A while ago, consensus was reached that open-ended puzzles are no longer welcome on our site. That means, if a question has no absolute "best possible" answer, so that any answer could conceivably be outdone in the future, then we're supposed to close it as too open-ended to work well here: there's no way to know when/whether an answer is optimal, and there could conceivably be arbitrarily many different answers.
We still have an optimization tag, though, and not every "find the least/most/largest/smallest" puzzle is off-topic. Quite often such puzzles have an answer which is provably correct. Hence why I posted an answer on that previous meta thread to clarify exactly what "open-ended" means. I also said:
If an absolute best answer exists and seems likely to be provable, then it's not open-ended: even if some answers are posted with successively better but non-optimal solutions, those are partial answers with increasing progress towards an upper/lower bound, not just iterations in an open-ended answer stream.

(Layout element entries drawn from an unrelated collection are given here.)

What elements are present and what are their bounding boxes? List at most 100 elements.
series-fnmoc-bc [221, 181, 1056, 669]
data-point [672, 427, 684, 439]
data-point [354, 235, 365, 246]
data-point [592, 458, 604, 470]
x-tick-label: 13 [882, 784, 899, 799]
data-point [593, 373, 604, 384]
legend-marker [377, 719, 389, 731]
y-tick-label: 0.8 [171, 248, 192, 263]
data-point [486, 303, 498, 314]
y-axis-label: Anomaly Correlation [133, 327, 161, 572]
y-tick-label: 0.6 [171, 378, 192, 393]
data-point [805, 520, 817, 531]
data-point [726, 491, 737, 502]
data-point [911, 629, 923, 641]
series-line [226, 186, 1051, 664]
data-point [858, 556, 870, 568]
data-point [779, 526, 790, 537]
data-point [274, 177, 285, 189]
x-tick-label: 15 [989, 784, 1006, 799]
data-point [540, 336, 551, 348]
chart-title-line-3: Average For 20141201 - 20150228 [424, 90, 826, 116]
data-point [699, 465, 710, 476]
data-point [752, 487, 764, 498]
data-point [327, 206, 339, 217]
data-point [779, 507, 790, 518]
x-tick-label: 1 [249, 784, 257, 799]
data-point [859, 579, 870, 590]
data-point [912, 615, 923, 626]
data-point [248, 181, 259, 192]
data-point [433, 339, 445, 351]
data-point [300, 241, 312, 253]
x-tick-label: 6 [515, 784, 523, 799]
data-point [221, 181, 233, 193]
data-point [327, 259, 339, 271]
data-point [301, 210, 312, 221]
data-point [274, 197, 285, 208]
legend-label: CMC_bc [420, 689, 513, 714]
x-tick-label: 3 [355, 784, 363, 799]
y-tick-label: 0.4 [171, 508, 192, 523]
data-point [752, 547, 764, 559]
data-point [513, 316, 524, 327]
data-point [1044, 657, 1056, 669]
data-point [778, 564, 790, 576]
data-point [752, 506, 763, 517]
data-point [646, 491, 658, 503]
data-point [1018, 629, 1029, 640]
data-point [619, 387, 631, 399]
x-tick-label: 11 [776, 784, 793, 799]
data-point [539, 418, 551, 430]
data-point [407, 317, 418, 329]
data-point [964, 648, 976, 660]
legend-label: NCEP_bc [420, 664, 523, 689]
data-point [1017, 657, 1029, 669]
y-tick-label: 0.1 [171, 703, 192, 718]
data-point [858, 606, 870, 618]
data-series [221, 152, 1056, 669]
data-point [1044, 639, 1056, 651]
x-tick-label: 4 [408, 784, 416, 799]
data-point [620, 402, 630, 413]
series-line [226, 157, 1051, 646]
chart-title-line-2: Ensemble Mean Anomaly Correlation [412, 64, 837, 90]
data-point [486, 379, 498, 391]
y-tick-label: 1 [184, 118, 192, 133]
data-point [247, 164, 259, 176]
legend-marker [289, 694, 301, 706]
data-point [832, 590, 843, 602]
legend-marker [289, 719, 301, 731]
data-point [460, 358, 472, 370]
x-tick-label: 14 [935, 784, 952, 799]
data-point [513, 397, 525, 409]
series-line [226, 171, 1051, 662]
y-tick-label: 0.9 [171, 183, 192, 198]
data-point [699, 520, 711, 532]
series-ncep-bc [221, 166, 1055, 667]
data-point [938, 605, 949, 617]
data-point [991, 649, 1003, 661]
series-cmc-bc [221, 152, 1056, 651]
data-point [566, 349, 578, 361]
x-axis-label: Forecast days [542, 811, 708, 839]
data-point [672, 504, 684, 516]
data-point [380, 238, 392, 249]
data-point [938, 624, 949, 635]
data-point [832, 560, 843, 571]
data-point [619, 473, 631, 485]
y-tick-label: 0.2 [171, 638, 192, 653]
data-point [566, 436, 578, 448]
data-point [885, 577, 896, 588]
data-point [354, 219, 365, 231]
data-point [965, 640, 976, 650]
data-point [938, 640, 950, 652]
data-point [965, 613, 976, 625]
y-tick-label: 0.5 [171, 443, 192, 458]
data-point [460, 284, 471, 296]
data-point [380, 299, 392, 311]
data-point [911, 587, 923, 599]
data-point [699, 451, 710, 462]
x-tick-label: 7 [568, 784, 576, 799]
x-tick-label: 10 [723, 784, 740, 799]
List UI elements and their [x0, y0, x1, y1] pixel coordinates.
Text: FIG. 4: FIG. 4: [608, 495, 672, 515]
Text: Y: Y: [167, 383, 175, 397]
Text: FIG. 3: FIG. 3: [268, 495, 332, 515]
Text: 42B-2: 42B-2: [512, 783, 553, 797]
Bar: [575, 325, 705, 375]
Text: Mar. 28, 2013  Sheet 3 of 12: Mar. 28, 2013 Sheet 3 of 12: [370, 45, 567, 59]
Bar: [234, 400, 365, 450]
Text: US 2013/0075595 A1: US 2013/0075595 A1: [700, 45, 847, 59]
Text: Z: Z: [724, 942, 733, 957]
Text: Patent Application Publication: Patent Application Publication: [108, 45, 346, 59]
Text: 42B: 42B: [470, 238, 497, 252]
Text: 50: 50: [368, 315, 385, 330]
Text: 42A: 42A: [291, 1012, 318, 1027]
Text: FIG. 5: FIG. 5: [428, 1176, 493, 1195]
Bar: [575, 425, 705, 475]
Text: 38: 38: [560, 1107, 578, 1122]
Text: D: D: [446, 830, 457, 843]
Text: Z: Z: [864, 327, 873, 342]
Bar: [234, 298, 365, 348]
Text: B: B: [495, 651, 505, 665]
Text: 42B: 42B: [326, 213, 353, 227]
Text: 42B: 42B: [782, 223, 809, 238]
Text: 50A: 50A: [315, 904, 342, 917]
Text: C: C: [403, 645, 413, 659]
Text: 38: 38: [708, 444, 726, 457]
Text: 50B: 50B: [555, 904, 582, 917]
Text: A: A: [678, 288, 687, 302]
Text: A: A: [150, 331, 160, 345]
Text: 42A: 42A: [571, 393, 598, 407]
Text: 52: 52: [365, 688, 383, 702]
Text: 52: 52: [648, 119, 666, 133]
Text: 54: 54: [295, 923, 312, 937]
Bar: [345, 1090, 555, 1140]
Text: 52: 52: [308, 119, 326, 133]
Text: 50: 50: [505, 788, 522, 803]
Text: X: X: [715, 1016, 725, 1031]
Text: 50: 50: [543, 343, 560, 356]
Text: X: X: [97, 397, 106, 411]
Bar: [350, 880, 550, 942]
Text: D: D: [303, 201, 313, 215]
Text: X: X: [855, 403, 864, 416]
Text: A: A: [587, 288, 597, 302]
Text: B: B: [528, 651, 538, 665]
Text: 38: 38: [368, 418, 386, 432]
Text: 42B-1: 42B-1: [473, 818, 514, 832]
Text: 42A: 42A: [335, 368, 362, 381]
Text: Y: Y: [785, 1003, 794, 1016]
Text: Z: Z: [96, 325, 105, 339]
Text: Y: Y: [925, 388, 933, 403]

Nowhere on that meta thread was anything said about deleting answers. (You can check by searching "delet" on the whole page.) However, a few hours ago one of our moderators deleted all answers to this question except the one which brute-forced all possibilities with a computer - including the optimal answer which Bass skilfully found, as well as other answers which were optimal at the time of posting. The deletions were justified by the following comments:
Based on the rules established by this meta post and the consensus around it, an answer must have justification for why the solution is optimal. Without that, this is a comment, not an answer.
Apparently the "rules" he was thinking of was the following quote from that previous meta:
Optimization questions should have a provably best answer (ideally, not one that needs heavy programming or mathematics to prove, in the same way that we currently don't want puzzles that require heavy programming or mathematics to solve). Answers should come with justification of why they are optimal; an answer without this is not a full answer, but more of a comment.
But since the main discussion was about closing open-ended questions, it's arguable whether there's a clear consensus on deleting certain answers to non-open-ended questions as well. Neither the quote just above from Deusovi's answer, nor the other one from my answer, received any disagreement from the community ... however, they weren't really integral parts of the discussion, which was primarily about the handling of certain questions rather than certain answers to different questions. So here's a new meta to get consensus on this point.
If an optimisation-type puzzle is NOT open-ended, and answers are posted which give bounds on the solution WITHOUT proving optimality, should those answers be deleted?
- Q: Find the smallest possible number of X needed to satisfy Y.
- A1: Here's a way of getting Y with seven X.
- A2: Here's a trick that enables Y with six X.
- A3: Here's a proof that it can't be done with four X.
- A4: Here's a proof that six X is the least possible.
After (or even before?) A4 is posted, should any or all of the other answers be deleted? A4 is the only one that proves optimality, but the others all establish bounds, A2 is the actual optimal solution (only without proof), and A1 was the best solution found at the time of posting.